Tatiana Schlossberg, the granddaughter of John F. Kennedy, died Tuesday, just over a month after revealing her terminal cancer diagnosis. She was 35.
Schlossberg announced in a Nov. 22 essay that she had been diagnosed with acute myeloid leukemia and given a year to live, at most. She was first diagnosed in May 2024.
“Our beautiful Tatiana passed away this morning. She will always be in our hearts,” several Kennedy family members wrote Tuesday in social media posts shared by the JFK Library Foundation.

Schlossberg was the daughter of the 35th president’s daughter, Caroline Kennedy, and Caroline’s husband, Edwin Schlossberg. She had two children of her own, Edwin and Rose, with her husband, physician George Moran.
In fact, it was just after she gave birth to Rose that Schlossberg was diagnosed with leukemia.
“I did not—could not—believe that they were talking about me,” she wrote in November for The New Yorker. “I had swum a mile in the pool the day before, nine months pregnant. I wasn’t sick. I didn’t feel sick. I was actually one of the healthiest people I knew.”

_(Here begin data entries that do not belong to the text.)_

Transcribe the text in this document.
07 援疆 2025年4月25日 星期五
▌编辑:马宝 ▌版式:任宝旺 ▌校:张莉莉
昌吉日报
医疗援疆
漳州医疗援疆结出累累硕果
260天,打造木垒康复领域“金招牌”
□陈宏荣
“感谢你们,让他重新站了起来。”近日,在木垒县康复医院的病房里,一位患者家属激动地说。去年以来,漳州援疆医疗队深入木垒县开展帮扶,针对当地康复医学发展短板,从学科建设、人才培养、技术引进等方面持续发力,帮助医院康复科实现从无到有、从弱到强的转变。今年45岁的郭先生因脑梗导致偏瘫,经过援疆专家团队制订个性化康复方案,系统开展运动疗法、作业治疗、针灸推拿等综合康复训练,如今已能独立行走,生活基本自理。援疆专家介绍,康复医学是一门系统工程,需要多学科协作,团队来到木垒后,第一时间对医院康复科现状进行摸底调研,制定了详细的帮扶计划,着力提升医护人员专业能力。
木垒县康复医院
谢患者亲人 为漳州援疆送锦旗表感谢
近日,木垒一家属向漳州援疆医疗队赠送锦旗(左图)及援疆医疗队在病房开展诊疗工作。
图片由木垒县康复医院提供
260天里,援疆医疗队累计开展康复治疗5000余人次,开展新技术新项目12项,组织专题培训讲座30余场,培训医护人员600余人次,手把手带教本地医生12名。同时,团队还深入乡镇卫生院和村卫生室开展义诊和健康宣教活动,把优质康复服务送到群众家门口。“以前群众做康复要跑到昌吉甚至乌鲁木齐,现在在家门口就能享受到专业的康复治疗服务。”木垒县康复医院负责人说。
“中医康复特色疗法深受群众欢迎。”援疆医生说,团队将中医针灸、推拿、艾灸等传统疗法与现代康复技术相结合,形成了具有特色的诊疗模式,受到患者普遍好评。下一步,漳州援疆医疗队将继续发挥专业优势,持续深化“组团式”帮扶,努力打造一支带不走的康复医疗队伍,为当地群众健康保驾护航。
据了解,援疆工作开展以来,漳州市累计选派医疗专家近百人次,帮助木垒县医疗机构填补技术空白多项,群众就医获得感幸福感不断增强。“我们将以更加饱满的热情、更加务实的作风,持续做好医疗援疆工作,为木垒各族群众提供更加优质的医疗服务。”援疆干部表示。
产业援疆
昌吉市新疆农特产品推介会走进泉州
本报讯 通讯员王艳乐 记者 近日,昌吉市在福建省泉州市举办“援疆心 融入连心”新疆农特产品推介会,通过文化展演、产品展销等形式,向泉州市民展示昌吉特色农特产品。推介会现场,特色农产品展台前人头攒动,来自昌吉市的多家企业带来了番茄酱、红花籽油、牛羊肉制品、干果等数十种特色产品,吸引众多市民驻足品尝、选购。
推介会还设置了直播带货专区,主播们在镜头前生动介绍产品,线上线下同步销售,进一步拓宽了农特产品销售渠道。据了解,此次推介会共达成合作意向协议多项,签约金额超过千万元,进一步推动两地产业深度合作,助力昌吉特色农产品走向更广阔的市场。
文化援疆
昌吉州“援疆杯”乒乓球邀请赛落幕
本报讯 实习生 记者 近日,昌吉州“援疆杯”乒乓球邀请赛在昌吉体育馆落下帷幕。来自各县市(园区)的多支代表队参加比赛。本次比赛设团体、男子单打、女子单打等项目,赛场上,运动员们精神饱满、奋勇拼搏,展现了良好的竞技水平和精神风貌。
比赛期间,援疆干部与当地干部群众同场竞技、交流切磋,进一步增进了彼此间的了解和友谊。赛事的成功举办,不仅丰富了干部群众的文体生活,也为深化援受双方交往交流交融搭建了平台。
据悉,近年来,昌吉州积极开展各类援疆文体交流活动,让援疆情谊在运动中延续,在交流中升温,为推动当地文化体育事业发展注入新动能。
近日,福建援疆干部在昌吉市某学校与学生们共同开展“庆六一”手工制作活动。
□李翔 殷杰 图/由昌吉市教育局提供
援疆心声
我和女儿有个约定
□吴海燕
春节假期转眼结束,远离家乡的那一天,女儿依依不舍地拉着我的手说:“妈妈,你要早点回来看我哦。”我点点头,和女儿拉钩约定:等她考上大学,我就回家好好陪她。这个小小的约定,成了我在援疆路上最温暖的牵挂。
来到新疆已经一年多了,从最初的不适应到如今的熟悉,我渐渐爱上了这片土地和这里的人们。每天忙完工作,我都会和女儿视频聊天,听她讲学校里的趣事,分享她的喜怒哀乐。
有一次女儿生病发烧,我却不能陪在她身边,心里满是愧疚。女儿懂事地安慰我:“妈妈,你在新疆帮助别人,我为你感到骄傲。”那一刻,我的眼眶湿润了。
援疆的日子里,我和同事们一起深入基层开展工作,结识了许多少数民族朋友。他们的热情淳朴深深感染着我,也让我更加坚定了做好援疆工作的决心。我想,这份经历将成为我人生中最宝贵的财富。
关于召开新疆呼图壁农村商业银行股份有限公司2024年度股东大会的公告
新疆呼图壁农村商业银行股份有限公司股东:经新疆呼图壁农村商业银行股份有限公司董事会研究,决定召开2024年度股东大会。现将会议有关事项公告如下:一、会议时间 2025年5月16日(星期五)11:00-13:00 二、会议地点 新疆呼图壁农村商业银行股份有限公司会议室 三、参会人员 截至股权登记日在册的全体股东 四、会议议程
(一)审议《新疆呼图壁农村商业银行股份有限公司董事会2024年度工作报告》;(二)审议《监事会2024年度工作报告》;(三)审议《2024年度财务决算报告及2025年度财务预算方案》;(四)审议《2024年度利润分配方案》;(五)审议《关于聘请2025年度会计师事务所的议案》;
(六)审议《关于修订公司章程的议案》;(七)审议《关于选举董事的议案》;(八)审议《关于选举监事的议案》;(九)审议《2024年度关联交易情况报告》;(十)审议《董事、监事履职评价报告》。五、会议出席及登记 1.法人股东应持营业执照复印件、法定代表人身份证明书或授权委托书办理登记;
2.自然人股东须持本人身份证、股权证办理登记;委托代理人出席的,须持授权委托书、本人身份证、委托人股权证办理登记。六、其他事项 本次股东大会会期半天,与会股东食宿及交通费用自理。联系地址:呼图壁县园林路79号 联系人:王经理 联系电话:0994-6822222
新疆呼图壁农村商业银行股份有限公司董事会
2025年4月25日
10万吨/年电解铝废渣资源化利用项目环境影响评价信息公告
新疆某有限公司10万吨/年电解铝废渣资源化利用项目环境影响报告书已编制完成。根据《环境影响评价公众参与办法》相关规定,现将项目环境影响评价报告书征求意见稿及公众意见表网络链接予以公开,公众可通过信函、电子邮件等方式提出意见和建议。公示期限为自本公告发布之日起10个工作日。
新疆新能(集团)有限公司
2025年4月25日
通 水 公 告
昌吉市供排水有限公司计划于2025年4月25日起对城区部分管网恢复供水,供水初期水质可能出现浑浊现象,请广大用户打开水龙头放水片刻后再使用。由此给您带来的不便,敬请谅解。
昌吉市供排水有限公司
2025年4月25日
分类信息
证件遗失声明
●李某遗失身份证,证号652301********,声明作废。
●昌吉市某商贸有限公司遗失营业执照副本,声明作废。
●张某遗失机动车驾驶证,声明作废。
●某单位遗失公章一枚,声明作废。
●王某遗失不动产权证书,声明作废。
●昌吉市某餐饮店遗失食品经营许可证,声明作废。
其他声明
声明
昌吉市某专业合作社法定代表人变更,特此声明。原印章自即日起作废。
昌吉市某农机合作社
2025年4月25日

Schlossberg also noted the history of tragedy in her family. Her essay was published on the 62nd anniversary of her grandfather’s assassination, and her uncle, John F. Kennedy Jr., died in a plane crash in 1999 at age 38.
“For my whole life, I have tried to be good, to be a good student and a good sister and a good daughter, and to protect my mother and never make her upset or angry,” she wrote. “Now I have added a new tragedy to her life, to our family’s life, and there’s nothing I can do to stop it.”
Schlossberg built her career as a science and environmental journalist, landing at The New York Times in 2014 and writing about a number of topics. In a particularly bizarre twist, she wrote a story that year about a dead black bear cub in Central Park. Ten years later, her cousin Robert F. Kennedy Jr. would admit to dumping the bear there.
Schlossberg’s New Yorker essay, in which she explained her chemotherapy treatments and the offers from her family to help in any way, drew worldwide praise and sympathy. Her sister, Rose, donated stem cells for her treatment. Her brother, Jack, who is running for Congress in Manhattan, was only a half match.
She also agonized over the fact that 3-year-old Edwin and Rose, 1, would hardly have any memories of their mother because they are so young.
“Sometimes I trick myself into thinking I’ll remember this forever, I’ll remember this when I’m dead,” she wrote in November. “Obviously, I won’t. But since I don’t know what death is like and there’s no one to tell me what comes after it, I’ll keep pretending.”